4 juin 2013

Ma mère est là

[...]. Elle pensait sans comprendre: «Ma mère est là, dans ce jardin», mais se rendant compte qu'elle aurait aimé se passer d'explications et continuer son chemin, avancer d'un bon pas au bout de la rue puis tourner, comme d'habitude, pour rejoindre les abords de la nationale. «Je vais me mettre en retard», se dit-elle encore, et cependant elle ne s'éloignait pas et ne songeait pas sérieusement à le faire, sachant qu'elle ne pouvait plus rien, maintenant qu'elle avait regardé par-dessus le portail, contre le fait que c'était sa mère et sa mère et sa mère qu'elle voyait là, debout sur cette pelouse (l'herbe si serrée et si invariablement verte qu'elle lui rappelait la moquette du vestibule de l'hôtel), qui la regardait presque sans ciller de son regard de verre, pâle, figé, elle-même et pourtant une autre fondamentalement différente de l'ancienne Carpe.

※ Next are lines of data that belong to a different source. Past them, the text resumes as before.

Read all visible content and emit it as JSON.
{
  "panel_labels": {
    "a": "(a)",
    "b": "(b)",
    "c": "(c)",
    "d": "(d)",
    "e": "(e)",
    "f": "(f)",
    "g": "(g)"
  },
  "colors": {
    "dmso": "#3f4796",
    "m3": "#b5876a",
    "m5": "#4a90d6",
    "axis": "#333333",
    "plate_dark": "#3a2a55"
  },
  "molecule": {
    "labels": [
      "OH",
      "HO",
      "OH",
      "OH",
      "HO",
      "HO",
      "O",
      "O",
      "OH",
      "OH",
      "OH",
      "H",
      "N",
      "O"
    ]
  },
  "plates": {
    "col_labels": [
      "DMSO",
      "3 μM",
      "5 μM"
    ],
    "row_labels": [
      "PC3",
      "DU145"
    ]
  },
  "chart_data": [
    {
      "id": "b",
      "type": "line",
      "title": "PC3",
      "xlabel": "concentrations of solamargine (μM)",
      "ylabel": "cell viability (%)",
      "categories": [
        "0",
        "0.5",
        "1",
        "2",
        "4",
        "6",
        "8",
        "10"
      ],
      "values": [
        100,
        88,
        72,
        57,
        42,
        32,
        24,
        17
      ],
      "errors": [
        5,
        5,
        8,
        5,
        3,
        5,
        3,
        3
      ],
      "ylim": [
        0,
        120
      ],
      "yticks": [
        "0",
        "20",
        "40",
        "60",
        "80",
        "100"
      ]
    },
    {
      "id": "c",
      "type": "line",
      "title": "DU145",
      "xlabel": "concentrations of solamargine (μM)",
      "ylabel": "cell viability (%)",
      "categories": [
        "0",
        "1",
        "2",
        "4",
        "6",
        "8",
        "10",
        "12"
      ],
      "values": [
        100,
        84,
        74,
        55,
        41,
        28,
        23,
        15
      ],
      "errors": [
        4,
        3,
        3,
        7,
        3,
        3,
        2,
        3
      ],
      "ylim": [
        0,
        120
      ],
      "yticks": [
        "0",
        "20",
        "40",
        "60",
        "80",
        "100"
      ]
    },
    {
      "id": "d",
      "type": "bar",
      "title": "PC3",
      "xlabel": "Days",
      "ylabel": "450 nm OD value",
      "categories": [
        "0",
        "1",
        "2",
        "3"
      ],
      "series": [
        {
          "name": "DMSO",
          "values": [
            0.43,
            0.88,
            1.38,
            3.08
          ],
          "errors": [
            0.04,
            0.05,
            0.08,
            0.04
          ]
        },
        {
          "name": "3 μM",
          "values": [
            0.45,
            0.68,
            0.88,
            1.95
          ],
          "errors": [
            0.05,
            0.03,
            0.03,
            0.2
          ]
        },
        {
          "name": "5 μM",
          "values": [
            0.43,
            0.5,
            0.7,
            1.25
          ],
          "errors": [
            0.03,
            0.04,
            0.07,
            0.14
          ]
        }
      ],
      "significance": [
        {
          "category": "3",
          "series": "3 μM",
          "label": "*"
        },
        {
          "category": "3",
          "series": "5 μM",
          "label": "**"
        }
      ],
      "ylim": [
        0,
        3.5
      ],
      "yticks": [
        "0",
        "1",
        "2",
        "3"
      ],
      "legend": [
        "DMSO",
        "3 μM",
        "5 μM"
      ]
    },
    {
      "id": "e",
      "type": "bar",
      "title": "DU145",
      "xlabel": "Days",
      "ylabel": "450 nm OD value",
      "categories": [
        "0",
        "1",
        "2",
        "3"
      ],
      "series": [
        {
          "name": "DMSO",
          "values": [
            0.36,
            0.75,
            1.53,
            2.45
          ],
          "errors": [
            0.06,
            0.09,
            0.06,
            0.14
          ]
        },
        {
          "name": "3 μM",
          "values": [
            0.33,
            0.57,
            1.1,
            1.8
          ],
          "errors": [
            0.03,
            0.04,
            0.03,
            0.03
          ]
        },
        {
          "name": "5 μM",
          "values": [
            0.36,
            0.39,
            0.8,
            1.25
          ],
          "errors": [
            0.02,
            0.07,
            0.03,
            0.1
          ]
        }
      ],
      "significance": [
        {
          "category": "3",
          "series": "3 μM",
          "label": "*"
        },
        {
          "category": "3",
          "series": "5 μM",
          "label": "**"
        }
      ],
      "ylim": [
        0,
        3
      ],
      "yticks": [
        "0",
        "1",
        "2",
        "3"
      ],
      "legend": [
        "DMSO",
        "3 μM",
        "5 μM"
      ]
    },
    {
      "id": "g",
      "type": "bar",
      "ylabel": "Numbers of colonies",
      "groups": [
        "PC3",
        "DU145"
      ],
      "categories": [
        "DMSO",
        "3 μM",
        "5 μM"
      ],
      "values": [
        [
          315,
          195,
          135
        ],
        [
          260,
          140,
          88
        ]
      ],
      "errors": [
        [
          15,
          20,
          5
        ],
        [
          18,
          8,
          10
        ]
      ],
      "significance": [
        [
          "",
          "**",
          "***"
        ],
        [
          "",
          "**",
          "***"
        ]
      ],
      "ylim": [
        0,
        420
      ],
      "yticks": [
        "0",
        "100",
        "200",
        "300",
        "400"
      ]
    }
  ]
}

La mère de Rosie fit un pas. Puis elle s'arrêta le pied en avant, comme en représentation. Elle dressa le sécateur et l'agita, avec une lenteur artificielle, étudiée, l'autre main en visière sous son chapeau estival bien qu'il n'y eût qu'un soleil humide et doux.
- Entre donc, Rose-Marie.
Alors Rosie eut l'impression qu'un objet chaud, jaune, pelucheux lui barrait la gorge. Elle s'écria:
- Rosie !
- Eh bien, entre, Rosie, dit posément Mme Carpe.
Elle ne bougea pas, la jambe tendue, la main au-dessus de ses yeux immobiles et distants, attendant et regardant Rosie ouvrir le portail, se diriger vers elle sur la pelouse épaisse qui chuintait avec un bruit factice, attendant et regardant Rosie sans manifester en rien qu'elle n'eût pas regardé tout pareillement n'importe quelle substance traversant à cet instant son champ de vision.